Au Soudan, les parties au conflit sont armées par des pays tiers. Amnesty International a identifié sur le champ de bataille soudanais des armes en provenance de Chine, des Émirats arabes unis, de Russie, de Serbie, de Turquie et du Yémen. Ces armes sont mises entre les mains de combattants qui sont accusés de violations du droit international. Elles aggravent la crise humanitaire au Soudan.
Les Émirats arabes unis apportent tout particulièrement leur soutien aux FSR en leur fournissant des armes et des munitions. Nous avions enquêté et identifié du matériel de guerre français et chinois sur le champ de bataille au Soudan à travers l’intermédiaire des Émirats arabes unis.
L’utilisation de ces armes sur le tout le territoire soudanais démontre que l’embargo actuel appliqué aux armes dans la région du Darfour est inefficace. Un embargo étendu à l’ensemble du Soudan est primordial pour enrayer les violences envers les populations civiles.
Nos demandes
Les témoins ont rapporté quatre principales demandes à nos chercheur·es :
Une aide humanitaire accessible
La fin des combats pour que les personnes puissent rentrer chez elles
La protection de la population civile
L’accès à la justice pour toutes les victimes
Nous appelons également à :
Les FSR doivent cesser les attaques indiscriminées contre les populations civiles.

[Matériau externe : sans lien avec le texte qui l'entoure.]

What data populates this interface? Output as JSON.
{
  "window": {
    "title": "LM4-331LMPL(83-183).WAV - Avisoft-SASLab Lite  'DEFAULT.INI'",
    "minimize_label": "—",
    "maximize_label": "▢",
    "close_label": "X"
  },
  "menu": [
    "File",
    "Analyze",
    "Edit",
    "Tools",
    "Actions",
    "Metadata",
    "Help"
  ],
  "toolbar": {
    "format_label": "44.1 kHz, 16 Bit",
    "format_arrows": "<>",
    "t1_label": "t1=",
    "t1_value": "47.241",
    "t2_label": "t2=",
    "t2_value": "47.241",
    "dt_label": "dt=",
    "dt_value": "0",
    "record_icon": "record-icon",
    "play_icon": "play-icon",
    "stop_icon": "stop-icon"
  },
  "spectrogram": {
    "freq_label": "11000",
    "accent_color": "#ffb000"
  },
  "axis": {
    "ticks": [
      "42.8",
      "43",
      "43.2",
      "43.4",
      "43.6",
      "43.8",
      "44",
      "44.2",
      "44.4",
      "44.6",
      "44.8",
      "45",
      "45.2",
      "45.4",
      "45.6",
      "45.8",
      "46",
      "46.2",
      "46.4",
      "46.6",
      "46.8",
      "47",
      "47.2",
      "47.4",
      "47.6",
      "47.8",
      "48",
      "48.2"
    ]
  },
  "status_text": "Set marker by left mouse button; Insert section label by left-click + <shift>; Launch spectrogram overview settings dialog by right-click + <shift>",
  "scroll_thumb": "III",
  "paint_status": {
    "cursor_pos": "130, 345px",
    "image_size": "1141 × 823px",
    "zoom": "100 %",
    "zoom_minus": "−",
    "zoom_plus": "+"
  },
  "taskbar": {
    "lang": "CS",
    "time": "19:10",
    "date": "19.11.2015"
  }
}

La communauté internationale doit exercer de toute urgence des pressions sur le commandement des FSR.
La justice doit enquêter sur ces attaques en tant que crimes de guerre
La communauté internationale doit également exiger des Émirats arabes unis qu’ils cessent de soutenir les FSR.
Les Nations unies doivent étendre l’embargo actuel sur le commerce des armes au Darfour à l’ensemble du Soudan.